Helping children blossom
Diana Robinson

teaching.Indian Link

I am an Early Childhood Teacher and I teach at Communicare Occasional Care Centre.
I chose to be a teacher as I believe that children are our future and I wanted to be a part of making a difference in the lives of our future generation.
The best part of my job is that I get to see how much the children grow developmentally as they move to higher classes. It affirms the hard work and effort I put in during their early childhood years.
On one occasion, I had a four-year-old child who came in to my care. He had developmental delays. He clung to my leg during the initial days and was very shy. However, he seemed to blossom under my care. I was very emotional when the batch moved on to Primary Class. Later on, I learnt from a friend who knew the family, who said the boy was doing very well in his class, excellent in fact, and was one of the top students! I felt immensely proud of the boy. I was glad that I was instrumental in making a difference in his life.
It’s these moments that help me to have a great sense of satisfaction that I chose to be a teacher.

The lightbulb moment
Pratibha Bhalla

teaching.Indian Link

I teach Year 3 students at Australian Islamic College at Kewdale.
I have been a teacher for 17 years in Australia, and prior to that, for 10 years in Zambia and Kenya (in Africa).
There are a multitude of facets to being a teacher. One of the parts I cherish the most is my interaction with young children, playing a small part in shaping them for their futures and watching them blossom before my eyes.
One of my favourite or best moments as a teacher is something that I call the ‘lightbulb moment’. This is when one of my children grasps a new concept or a skill. It is a pleasure to witness the joy on the child’s face at this point. I am glad that I have had many such moments and each one is special.
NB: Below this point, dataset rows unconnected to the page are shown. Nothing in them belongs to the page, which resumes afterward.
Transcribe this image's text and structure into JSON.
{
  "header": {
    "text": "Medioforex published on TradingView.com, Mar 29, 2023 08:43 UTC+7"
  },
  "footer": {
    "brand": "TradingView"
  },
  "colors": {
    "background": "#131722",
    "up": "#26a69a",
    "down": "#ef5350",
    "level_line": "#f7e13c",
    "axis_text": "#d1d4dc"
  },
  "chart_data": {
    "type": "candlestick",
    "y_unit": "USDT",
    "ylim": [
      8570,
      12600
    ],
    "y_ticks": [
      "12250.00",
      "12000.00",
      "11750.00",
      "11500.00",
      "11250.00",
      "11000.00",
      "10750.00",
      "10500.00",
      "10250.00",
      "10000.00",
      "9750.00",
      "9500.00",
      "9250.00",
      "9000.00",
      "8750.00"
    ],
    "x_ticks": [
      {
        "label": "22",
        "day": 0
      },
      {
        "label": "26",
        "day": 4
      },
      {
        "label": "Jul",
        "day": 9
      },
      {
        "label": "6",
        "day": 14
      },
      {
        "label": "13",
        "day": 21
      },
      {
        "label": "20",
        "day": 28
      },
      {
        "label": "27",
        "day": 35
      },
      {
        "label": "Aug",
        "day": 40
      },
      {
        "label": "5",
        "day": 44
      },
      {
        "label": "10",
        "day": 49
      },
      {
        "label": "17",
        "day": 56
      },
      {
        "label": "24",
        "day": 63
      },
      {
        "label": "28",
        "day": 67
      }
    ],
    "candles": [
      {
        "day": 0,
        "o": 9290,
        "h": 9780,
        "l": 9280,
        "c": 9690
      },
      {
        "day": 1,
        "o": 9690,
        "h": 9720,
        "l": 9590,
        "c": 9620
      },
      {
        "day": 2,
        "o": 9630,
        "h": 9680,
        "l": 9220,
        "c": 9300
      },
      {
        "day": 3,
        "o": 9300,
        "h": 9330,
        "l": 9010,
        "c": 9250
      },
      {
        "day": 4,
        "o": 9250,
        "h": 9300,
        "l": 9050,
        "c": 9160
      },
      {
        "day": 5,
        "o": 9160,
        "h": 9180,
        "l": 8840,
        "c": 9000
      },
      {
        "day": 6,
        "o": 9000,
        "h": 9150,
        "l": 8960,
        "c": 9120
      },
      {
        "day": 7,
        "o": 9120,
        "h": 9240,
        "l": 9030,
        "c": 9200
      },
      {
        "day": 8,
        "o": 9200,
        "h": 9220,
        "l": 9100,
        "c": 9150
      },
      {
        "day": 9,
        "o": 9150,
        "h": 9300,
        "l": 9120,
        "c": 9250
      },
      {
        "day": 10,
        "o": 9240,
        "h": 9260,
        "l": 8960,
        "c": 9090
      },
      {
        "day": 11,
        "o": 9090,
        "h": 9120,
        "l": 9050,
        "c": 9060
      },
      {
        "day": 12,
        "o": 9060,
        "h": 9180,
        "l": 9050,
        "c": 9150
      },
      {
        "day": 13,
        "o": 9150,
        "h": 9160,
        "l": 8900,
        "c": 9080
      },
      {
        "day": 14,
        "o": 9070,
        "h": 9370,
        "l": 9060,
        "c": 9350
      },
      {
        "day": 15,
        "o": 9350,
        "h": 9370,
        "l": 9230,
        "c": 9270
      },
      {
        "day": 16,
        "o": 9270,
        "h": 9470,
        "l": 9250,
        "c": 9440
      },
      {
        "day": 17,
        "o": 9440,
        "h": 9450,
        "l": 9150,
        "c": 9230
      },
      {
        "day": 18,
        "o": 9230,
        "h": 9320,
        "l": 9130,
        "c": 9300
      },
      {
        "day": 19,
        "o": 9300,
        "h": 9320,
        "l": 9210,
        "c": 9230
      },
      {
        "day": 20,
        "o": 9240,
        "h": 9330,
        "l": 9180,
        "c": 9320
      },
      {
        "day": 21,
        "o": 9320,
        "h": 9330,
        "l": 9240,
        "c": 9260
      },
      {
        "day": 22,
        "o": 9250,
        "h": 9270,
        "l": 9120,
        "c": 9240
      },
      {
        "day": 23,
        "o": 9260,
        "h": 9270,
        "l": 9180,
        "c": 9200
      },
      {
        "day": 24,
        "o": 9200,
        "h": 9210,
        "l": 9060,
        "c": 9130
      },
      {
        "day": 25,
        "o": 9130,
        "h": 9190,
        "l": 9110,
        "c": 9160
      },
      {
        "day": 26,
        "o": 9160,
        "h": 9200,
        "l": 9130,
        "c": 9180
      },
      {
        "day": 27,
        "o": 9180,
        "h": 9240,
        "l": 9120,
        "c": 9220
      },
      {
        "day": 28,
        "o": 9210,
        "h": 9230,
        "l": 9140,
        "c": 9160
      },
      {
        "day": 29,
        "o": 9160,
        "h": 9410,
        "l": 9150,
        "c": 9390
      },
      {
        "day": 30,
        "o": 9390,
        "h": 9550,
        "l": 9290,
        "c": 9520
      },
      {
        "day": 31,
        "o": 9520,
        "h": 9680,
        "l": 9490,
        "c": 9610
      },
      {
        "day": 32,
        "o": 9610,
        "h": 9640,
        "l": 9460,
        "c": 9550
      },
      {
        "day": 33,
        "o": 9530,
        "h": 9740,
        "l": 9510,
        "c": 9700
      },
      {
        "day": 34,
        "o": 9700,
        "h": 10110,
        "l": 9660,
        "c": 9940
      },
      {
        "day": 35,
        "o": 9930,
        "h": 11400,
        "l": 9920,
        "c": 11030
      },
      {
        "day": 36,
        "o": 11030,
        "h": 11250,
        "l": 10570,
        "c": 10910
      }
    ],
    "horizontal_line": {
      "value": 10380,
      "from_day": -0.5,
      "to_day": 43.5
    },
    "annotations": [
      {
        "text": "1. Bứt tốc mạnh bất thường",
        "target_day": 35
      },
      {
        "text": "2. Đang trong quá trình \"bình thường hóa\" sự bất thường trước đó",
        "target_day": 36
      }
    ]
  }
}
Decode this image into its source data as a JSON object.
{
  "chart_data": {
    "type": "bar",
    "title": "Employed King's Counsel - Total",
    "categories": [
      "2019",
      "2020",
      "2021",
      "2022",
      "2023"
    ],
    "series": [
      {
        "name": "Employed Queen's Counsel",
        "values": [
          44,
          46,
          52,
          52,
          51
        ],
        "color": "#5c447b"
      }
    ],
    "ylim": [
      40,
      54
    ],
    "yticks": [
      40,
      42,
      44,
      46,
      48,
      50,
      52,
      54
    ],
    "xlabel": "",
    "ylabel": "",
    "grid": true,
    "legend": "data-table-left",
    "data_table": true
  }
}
Mentoring to make a difference
Lakshmi Sampurna

I am currently teaching at Canning Vale College, WA. I teach Mathematics for Year 9 and up to Year 12, ATAR level.
teaching.Indian Link
I chose this profession as it gives me an opportunity to impart my knowledge to the future generations. I take every day as a new challenge.
I believe that teaching is not limited to delivering the content, but relating it to the real world applications. This includes problem-solving, analytical thinking and helping to evaluate the distance between where the student has started and the target to be accomplished at the end of the day.
This profession gives me an opportunity to make a difference to the students’ lives. I consider mentoring an important skill a teacher must have. I especially feel proud when my students win a (leadership) position.
I dedicate my achievements to my parents and teachers, from whom I acquired this wisdom, and for what I am today. I am also thankful to the Australian Government for giving me an opportunity to teach in public schools.

Helping them achieve their potential
Vani Sambhara

teaching.Indian Link

I teach Economics to Years 11 and 12. I am also the Coordinator of Academic Intervention (Years 7-12) for gifted children and those with special learning needs.
I have been fortunate in selecting a profession where I can positively influence the lives of young people at an important stage.
The best thing about my profession is my belief that students who pass through my classroom will shape the future world, and I have the privilege to prepare them for this challenge.
I feel proud when my students perform well in competitions or exams, or when they behave as active citizens. A proud moment for me is when one of my student performs well in the State for Economics, or gets selected for a prestigious institution or program.
Recently my students participated in an academic competition held in Bangkok against 4,000 students from over 36 countries. We went into this competition with minimal preparation and knowledge. A special moment took place when one of my teams ranked 32nd out of 600 teams and qualified for the final round to be hosted at Yale in America in November. As well, one of my students came 3rd out of 1800 students at the competition.
It is a proud moment for me as a teacher and mentor to see my students achieve their potential.